God I loved Barbies as a kid. I had about three of them I think? (Plus a few more non-Barbie knockoff dolls). Whoever my favourite Barbie was that day, it was her job to save Ken from various damsel-in-distress situations, like “falling in the river” (being pushed off the sofa). I miss ‘em
When I was 15-17 and hanging out on LiveJournal (the primary social media hangout for a lot of people back then, like Tumblr is now) there was this huge ‘hating kids’ movement. Or it felt huge to me I suppose, being a child and all. Fifteen is still a child, I’m quite sure of it.

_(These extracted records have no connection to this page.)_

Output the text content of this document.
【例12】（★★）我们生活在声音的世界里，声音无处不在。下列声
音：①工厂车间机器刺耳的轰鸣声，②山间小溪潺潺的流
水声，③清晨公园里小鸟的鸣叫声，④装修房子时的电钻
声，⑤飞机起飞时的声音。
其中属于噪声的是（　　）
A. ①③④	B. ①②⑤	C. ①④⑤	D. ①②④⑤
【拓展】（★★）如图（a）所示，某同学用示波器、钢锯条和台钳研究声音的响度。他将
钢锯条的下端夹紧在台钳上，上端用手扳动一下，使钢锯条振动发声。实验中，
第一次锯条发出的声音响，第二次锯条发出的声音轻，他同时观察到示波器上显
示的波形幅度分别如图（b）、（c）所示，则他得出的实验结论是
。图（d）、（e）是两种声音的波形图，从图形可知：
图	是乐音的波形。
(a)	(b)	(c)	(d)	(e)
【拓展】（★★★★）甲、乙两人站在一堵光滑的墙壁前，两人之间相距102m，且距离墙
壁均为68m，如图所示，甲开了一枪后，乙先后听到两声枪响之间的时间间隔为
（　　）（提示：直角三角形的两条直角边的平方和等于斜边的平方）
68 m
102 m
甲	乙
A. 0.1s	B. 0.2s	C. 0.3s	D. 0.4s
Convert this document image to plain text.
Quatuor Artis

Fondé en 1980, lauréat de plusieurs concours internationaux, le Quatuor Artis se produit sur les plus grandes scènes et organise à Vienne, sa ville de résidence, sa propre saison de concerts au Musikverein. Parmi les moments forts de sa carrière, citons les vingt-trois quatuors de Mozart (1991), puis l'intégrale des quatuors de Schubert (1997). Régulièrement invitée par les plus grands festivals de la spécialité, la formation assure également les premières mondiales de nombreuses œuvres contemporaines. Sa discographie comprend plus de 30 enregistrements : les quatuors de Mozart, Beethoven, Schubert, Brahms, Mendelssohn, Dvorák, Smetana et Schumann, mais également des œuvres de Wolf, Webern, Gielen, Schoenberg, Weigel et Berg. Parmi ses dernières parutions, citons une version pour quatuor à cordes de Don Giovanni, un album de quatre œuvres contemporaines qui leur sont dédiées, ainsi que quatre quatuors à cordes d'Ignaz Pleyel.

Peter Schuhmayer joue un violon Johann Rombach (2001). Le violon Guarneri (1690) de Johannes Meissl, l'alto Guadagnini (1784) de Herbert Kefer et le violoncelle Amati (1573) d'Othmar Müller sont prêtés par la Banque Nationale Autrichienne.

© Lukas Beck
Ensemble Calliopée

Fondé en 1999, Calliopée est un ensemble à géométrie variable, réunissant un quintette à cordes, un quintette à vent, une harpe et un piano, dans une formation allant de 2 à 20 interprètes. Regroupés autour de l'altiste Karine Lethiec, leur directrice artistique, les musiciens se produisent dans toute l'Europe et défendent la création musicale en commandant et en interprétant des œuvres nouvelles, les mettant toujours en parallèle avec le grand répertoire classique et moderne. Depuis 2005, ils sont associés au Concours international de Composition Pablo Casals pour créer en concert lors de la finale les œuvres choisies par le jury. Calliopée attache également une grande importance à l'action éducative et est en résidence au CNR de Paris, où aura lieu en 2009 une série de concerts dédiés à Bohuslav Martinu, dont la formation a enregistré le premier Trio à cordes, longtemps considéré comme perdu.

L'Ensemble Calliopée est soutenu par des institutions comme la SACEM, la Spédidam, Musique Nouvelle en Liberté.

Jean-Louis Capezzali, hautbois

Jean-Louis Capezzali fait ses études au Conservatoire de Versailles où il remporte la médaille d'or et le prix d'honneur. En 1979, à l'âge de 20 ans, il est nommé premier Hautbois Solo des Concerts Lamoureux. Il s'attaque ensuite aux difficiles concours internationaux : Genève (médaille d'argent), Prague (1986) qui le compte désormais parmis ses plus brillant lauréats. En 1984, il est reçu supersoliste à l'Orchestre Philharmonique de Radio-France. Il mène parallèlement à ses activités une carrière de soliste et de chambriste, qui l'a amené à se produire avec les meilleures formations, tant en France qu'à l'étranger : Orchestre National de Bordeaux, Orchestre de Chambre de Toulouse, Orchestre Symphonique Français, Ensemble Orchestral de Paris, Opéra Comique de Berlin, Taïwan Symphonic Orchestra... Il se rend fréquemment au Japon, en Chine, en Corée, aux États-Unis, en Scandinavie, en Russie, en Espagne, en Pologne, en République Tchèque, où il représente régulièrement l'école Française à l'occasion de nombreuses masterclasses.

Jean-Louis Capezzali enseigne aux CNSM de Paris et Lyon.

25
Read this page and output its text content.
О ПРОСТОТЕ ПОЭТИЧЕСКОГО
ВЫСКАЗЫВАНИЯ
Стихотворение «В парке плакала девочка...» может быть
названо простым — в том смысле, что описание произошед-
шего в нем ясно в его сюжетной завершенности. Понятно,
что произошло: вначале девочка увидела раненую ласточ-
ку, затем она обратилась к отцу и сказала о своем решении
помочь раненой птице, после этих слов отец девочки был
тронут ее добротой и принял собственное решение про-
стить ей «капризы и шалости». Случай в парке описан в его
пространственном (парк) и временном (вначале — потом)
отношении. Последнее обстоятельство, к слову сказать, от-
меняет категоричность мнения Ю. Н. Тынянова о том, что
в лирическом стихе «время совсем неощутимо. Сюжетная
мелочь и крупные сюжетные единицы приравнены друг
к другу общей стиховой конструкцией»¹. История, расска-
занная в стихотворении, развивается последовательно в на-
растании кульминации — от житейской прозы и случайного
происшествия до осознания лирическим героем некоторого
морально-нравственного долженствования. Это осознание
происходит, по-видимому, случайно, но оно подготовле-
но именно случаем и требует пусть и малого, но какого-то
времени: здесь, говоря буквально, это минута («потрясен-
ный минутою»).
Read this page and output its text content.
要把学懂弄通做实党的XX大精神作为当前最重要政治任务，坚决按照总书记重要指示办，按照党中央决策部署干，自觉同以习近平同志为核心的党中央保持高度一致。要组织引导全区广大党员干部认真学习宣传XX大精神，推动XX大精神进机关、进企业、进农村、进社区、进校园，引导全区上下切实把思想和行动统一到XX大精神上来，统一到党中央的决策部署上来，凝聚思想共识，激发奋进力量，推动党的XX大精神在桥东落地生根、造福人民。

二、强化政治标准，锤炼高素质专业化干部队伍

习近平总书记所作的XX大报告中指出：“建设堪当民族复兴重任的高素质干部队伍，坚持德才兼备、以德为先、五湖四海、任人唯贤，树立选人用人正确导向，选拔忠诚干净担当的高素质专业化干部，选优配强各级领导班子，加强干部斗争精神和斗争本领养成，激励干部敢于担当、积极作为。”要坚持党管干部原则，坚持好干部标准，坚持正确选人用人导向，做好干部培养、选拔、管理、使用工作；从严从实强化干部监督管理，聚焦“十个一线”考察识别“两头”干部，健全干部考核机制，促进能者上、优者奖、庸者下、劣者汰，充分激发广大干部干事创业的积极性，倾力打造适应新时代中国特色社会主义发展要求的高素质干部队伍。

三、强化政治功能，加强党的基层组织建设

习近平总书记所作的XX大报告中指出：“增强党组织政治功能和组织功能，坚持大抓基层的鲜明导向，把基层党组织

There were a lot of blogs dedicated to hating children and most of them consisted of classist little parables about overweight mothers and their ugly kids holding up the lines in Walmart. There were worse, too. There was one particularly memorable one where some grown adults threw a temper tantrum having seen a stranger’s child win a Harry Potter costume contest over them. (It’s probably still festering away on the Internet somewhere.) I remember all this stuff like it was yesterday, it’s weird. People much older than me threw around phrases like “breeder” (for the mothers) and “crotch-turd” (for the kids). There used to be a poster at my high school advertising – I don’t know – better teacher-student relations? – that listed all the harmless phrases children were likely to be called, ‘sprog’ and ‘kiddie’, that sort of thing. I mentally added ‘crotch-turd’ to it every time I walked past. Fifteen is still a child!
Someone made a post about a bumper sticker they saw that read “My kid has more chromosomes than your kid”. Referencing Down Syndrome. “It’s called a poison womb, sweetie :)” the poster wrote, luxuriating in their privileges. “I don’t think I want kids,” I wrote in my childhood journal. “What’s the point of having a kid if it’s just gonna be hated from the day it’s born?”
Hurricane Katrina came in 2005. I was an ocean away and Britain doesn’t really have hurricanes, I’d never have to face something like that. There was an article going around about a pregnant nurse who had stayed at the New Orleans children’s hospital to help the sick and dying children there whilst the hurricane raged. If she was one of the thousand-strong death toll I didn’t know. “It means less pregnant mothers and babiez to deal with in the long run ;)” said some nameless commenter on one of my dashboards, out loud, publicly, proudly. I want to say I hope they never faced something like that. But I’m not sure I’m that charitable.
Fifteen is still a child! Seventeen is still a child! You deserve(d) so much better!